State-owned Land Bank of the Philippines (LandBank) rolled out a new lending program it said would help families in need of financial assistance to continue sending children to school amid the lockdown.
The lending window will allow parents, guardians or benefactors of students in private schools to borrow an amount equivalent to one school year or two semesters—or up to P150,000 per student, LandBank said. LandBank dubbed the facility as the “Interim Students’ Loan for Tuition toward Upliftment of Education for the Development of the Youth,” or i-STUDY.
In her report, LandBank President and CEO Cecilia Borromeo said they introduced the program “to heed the President’s call to support students in this time of crisis.”
“This program will not only help families who have kids they want to send to school, but will also assist private schools and downstream industries to sustain and continue their operations,” she was quoted in the statement as saying.
Loans under the program, which cannot exceed P300,000 per eligible borrower, carry a fixed-interest rate of 5 percent per year.
Short-term loans payable within one year are available for pre-school, primary and secondary school students under the program, while term loans payable up to a maximum of three years, inclusive of a one-year grace period on the principal amount are available for tertiary level students.
In May, LandBank also launched a lending program targeting private schools shut down because of lockdown measures.
LandBank said an initial batch of over 60 private educational institutions expressed interest in tapping its facility it dubbed “Access to Academic Development to Empower the Masses towards Endless Opportunities,” or Academe.
As of August 19, the LandBank said its board has approved the application under the Academe program of four institutions for loans with a combined amount of P330 million.
Borromeo said five schools have also partially submitted their documentary requirements for the program, while six loan applications are up for approval during the September 2020 meeting of the Bank’s board and credit committee.

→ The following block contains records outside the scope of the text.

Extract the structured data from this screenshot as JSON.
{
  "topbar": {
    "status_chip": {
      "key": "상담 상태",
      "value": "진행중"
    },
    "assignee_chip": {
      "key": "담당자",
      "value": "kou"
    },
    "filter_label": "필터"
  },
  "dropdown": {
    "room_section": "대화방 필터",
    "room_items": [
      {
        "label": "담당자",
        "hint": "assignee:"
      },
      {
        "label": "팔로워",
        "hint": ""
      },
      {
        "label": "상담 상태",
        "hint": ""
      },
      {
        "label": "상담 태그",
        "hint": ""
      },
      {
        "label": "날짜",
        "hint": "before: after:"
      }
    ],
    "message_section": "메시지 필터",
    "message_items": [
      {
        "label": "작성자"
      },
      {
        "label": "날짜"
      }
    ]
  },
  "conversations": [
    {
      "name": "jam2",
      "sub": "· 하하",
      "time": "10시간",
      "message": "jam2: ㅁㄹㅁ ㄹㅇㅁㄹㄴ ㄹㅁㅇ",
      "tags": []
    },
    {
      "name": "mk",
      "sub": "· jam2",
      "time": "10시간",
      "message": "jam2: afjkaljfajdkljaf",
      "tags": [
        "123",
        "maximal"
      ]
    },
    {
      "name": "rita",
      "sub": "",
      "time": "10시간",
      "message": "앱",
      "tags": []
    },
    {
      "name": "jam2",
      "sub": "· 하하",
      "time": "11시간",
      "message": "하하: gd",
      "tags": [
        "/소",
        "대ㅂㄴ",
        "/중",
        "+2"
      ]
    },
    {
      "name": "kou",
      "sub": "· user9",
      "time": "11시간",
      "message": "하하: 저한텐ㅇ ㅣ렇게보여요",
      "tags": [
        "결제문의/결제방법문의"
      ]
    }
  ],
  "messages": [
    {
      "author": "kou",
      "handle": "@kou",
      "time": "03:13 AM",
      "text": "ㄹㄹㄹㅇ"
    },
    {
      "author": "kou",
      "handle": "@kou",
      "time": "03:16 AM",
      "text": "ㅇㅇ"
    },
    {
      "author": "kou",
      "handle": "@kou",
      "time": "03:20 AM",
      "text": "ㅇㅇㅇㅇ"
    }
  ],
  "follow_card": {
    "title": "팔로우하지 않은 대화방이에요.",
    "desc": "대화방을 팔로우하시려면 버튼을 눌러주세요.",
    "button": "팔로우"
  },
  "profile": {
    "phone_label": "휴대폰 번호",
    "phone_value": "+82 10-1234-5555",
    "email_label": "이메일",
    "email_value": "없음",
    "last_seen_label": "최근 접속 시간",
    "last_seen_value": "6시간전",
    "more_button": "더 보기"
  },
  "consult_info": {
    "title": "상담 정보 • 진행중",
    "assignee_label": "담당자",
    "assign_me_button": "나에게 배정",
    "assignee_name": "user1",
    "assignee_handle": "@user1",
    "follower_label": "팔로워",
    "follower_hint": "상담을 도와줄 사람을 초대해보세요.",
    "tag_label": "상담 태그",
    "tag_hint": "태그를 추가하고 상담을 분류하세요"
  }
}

Submission of the documentary requirements are still pending for 18 other schools that have signified their intention to avail of the Academe lending program.
Another 32 schools across the country have likewise expressed interest in availing of the facility, Borromeo said.
The P3-billion lending window, which is available until June 30, 2021, aims to extend credit to private high schools, private technical-vocational education training institutions, colleges and universities with the goal of encouraging students to enroll under a “study now, pay later” setup by allowing their parents to issue promissory notes for their academic fees.
These promissory notes will then be refinanced or rediscounted under the program, with schools allowed to borrow as much as 70 percent of the sub-promissory note per semester and subject.
However, schools can only borrow up to a certain maximum amount based on the net borrowing capacity of the institution.
Loans under the program carry an interest rate of 3 percent per annum and are payable based on the maturity of the sub-promissory notes but not to exceed three years.